Observational Data-Driven Surface Concentration Derived from Satellite Columns

Satellite remote sensing in the ultraviolet, visible, and infrared spectral ranges have provided excellent spatiotemporal coverage of the Earth’s atmosphere and have tremendously advanced our understandings on the emissions, distributions, and trends of atmospheric compositions. However, these satellite observations are in general only sensitive to the total column abundance. It is a major challenge to accurately infer the correspondence between the observed atmospheric column and surface concentrations, which have important implications for human and ecosystem health, crop yield, and air quality. Typically, atmospheric chemical transport models are used to estimate the vertical distribution of trace gases that is strongly affected by PBL processes and to derive surface concentrations from satellite columns, and this adds additional uncertainty.

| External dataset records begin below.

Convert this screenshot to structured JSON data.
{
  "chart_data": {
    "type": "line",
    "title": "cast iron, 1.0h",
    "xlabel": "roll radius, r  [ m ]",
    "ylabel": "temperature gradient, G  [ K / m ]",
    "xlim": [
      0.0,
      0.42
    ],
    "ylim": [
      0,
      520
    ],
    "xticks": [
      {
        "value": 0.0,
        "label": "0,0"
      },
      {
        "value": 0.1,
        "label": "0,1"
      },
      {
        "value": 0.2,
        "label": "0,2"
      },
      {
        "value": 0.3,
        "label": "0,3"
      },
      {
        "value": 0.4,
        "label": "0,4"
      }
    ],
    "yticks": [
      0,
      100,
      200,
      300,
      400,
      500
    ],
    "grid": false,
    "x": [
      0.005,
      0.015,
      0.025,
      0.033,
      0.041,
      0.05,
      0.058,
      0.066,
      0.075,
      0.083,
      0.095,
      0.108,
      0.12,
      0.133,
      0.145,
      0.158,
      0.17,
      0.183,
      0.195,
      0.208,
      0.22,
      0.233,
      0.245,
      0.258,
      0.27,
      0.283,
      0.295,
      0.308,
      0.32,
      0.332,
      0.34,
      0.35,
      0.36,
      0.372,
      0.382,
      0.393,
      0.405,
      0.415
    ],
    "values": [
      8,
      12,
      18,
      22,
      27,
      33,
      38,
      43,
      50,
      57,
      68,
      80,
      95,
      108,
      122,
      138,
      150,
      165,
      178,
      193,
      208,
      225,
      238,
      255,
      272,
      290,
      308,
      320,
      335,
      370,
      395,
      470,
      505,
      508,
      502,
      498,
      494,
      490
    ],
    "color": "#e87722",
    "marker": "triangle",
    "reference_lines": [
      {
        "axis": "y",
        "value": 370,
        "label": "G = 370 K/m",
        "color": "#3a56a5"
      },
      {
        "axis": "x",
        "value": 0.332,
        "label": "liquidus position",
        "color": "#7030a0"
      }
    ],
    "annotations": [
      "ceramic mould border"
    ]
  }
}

We will present an observational-driven framework to infer PBL and surface concentrations of reactive trace gases from satellite column measurements through the incorporation of spaceborne and suborbital remote sensing, existing in situ aircraft profile observations, and measurements from commercial airlines. This approach involves (1) deriving representative, planet boundary layer height (PBLH)-based vertical profiles for reactive trace gases such as formaldehyde, ammonia, and NO2 from aircraft measurements, (2) constraining PBLH from (re)analysis using LIDAR and aircraft profiles and constructing spatiotemporally resolved PBLH field, and (3) deriving satellite-based surface concentration data, merging multiple datasets to a high-resolution, common grid, and validating the results using ground-based networks.